Eddie-Rice-Author2 karma

I generally stay away from telling jokes in the opening. It's cliche speech public speaking advice. I'd start with a story instead. Even funny stories, if they don't land, are still somewhat entertaining--the audience may take them as more dramatic. Usually starting with a joke creates part of a speech that isn't connected to any other and that's why it comes off as irrelevant (plus the speaker's delivery isn't always the greatest).

Asksaboutducks1 karma

Do you like ducks?

Eddie-Rice-Author2 karma

Is this about to become the duck fighting question so common to most AMAs? Bring it on if so.

Asksaboutducks1 karma

This is just what I ask on this account. Asking people about ducks. And sometimes they share there experiences which is always nice. And if people copy me it might be more places. But I would still be happy, because people are spreading the love of ducks!

Eddie-Rice-Author5 karma

All right. Overall, very positive experience with ducks. Geese on the other hand are trouble. No real run-ins with them but they are always staring me down outside of my coworking space.

RoguePlanet11 karma

So you've never had to duck as a result of something you said during a speech? That is positive.

Eddie-Rice-Author2 karma

Ha ha! Nope, never had to. I keep my stuff clean and don't pull too many punches.

funkychunkyenema1 karma

How do you ask for/get constructive criticism on ‘difficult’ subjects?

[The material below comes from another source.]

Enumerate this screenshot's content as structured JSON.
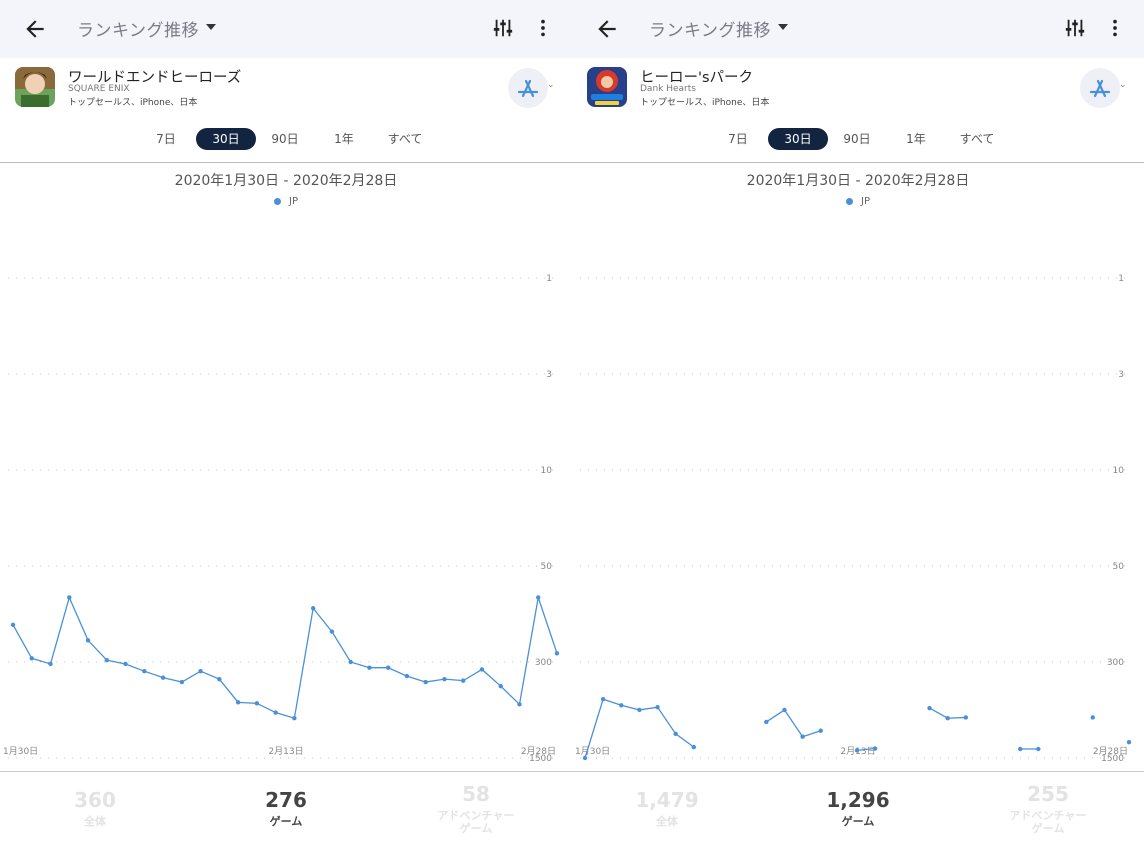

I ask because I gave a victim impact statement in front of my abuser in court a couple of years ago but all of the feedback I got beforehand about what I was going to say was 100% positive. I understand that people want to be as supportive as possible but how do you differentiate the objective?

Eddie-Rice-Author5 karma

This is tough because in your situation it's quite possible that people were afraid to say anything negative. For long term feedback, I'd do Toastmasters as you'll get actionable advice from people who aren't afraid to speak their mind. TM is a public speaking group that meets on a weekly basis and you do prepared and impromptu speeches with them.

Another way is to create a prompt that could help with the feedback process. I often hand people a sheet of paper with a + sign on one side and a delta (for change) sign on the other. This gives people two columns for positive feedback and feedback for change. It helps because space is given for the constructive part and people feel more comfortable giving it with space provided.

jajunior00 karma

Do you have any job for me?

Eddie-Rice-Author2 karma

I don't at the moment. I have a pretty solid network of writers that I refer work out to. They are mainly longtime colleagues. You may want to try to see if there are speechwriting opportunities.